Black Belt Negotiators: The pallet predicament
Purchasing's smartest negotiators move from conflict to collaboration fast. Match your wits against these pros. Guess their strategy. Then, read what they really did at purchasing.com/negotiations.
By Purchasing Staff -- Purchasing, 7/16/2009 2:00:00 AM
Reyes holdings, a large food and beverage distributor, wanted a custom plastic pallet to be used for in-store delivery of food items for its largest customer, a well-known global quick-service restaurant chain. The objectives were to improve driver productivity for the distributor and allow the customer to re-deploy its personnel from the back of the store to the front, where the patrons were.
Problem: Though pilot tests were successful, there was no guarantee that the pallet would work in a large implementation, so Reyes Holdings could not estimate volumes. But, without volume guarantees, no manufacturer was willing to build the pallet. The customer didn't want the pallet to be available to companies outside its distribution system, yet Reyes Holdings wanted to spread the costs over other potential buyers. Finally, the raw material for the pallet fluctuated in cost weekly. Mike Ozmeral, vice president for strategic sourcing at Reyes Holdings, had to negotiate a solution.

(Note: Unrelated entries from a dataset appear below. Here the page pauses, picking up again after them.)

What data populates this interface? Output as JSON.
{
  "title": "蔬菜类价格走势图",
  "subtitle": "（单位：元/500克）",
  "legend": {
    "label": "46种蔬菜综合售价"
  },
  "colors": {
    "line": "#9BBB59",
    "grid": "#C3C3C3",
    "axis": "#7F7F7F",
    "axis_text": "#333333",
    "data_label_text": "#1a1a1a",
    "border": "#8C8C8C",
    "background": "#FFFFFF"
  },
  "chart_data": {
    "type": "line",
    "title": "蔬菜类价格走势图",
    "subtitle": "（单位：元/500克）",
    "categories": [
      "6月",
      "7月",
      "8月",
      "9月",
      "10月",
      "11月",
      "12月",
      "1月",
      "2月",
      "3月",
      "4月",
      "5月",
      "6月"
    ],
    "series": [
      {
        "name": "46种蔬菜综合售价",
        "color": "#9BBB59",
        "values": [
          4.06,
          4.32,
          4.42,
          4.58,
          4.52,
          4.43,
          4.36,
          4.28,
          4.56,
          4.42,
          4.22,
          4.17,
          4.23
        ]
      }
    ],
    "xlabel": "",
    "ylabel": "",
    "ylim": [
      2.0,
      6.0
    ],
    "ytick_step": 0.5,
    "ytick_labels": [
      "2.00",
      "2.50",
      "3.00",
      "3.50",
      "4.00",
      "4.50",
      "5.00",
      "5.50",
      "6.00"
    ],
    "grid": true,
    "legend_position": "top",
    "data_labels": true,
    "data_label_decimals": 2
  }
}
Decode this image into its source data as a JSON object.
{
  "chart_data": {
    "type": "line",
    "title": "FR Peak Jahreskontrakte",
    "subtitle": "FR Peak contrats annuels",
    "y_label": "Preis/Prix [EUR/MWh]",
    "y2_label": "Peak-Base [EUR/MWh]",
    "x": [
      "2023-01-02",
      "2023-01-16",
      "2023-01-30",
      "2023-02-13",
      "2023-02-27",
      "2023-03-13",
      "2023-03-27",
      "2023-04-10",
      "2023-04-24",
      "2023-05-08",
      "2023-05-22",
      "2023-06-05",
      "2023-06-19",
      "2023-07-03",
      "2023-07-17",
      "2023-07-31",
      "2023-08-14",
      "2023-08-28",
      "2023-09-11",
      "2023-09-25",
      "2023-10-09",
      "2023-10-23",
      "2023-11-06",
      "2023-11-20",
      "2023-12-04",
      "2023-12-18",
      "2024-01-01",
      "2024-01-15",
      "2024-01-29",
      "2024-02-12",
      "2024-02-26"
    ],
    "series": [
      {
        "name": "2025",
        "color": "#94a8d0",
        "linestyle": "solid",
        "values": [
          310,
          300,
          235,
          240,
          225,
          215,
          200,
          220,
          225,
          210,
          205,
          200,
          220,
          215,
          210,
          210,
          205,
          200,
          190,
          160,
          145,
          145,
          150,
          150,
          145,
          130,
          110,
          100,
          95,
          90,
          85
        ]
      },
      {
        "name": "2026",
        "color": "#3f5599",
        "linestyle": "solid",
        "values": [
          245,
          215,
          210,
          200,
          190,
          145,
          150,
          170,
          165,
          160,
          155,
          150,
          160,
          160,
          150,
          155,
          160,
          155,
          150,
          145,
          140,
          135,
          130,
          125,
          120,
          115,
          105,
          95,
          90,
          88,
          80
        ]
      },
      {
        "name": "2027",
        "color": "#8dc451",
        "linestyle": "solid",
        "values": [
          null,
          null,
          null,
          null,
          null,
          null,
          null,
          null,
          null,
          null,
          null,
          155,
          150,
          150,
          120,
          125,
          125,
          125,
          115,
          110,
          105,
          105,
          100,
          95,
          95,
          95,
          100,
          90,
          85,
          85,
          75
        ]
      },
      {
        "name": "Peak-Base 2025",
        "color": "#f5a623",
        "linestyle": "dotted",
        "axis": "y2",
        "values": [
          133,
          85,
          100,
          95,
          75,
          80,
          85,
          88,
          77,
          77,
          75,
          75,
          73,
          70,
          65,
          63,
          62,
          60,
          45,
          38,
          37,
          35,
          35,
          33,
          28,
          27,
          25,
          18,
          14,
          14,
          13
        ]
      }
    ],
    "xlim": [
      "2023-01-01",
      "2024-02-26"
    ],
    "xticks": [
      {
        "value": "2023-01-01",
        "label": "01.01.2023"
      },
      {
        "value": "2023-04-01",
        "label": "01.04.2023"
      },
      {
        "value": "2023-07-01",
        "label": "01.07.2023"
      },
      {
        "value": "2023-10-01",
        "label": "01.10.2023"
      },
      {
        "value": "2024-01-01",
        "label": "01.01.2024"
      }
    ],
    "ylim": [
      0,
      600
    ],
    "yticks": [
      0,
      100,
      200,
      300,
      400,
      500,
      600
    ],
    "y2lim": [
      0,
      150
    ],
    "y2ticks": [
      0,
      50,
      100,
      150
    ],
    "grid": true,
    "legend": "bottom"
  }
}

Solution: Critical to the solution was that each party agreed to share the risks. The customer, particularly, saw the pallet as a competitive advantage and Reyes Holdings convinced them they should share in the cost. Reyes Holdings agreed to buy exclusively from the manufacturer for three years, or 150,000 units, whichever came first. There was a benchmarking clause to ensure competitive pricing. The manufacturer agreed to pay all engineering costs associated with the mold and part design, as well as mold maintenance.
Here are the specifics:
- The distributor, Reyes Holdings, commissioned its preferred manufacturer to design a mold and production system for the delivery pallet.
- In the agreement, Reyes Holdings agreed to buy and own all rights to the mold after it had been produced by the manufacturer and successfully tested. This cost was shared between Reyes Holdings and the end customer.
- Reyes Holdings made a volume commitment to the manufacturer that was significant enough to cover the majority of setup costs, but would be a small percentage of the overall potential volume.
- Also, Reyes Holdings and the customer agreed that the manufacturer could sell additional units to other non-competing customers of the manufacturer, but only upon their prior written approval and only upon providing a % rebate to Reyes Holdings for any such sales.
- The material cost of the pallets was allowed to rise and fall in proportion to a ChemData Resin index, but production costs and overhead was fixed for the duration of the two-year contract.
- The manufacturer provided a 5-year scaled warranty for the pallets (100% of purchase price for 1st year, 80% in 2nd year etc.). The manufacturer also agreed to buy back any used pallets outside of the warranty claims, based on a formula for the then-current cost per lb of used HDPE.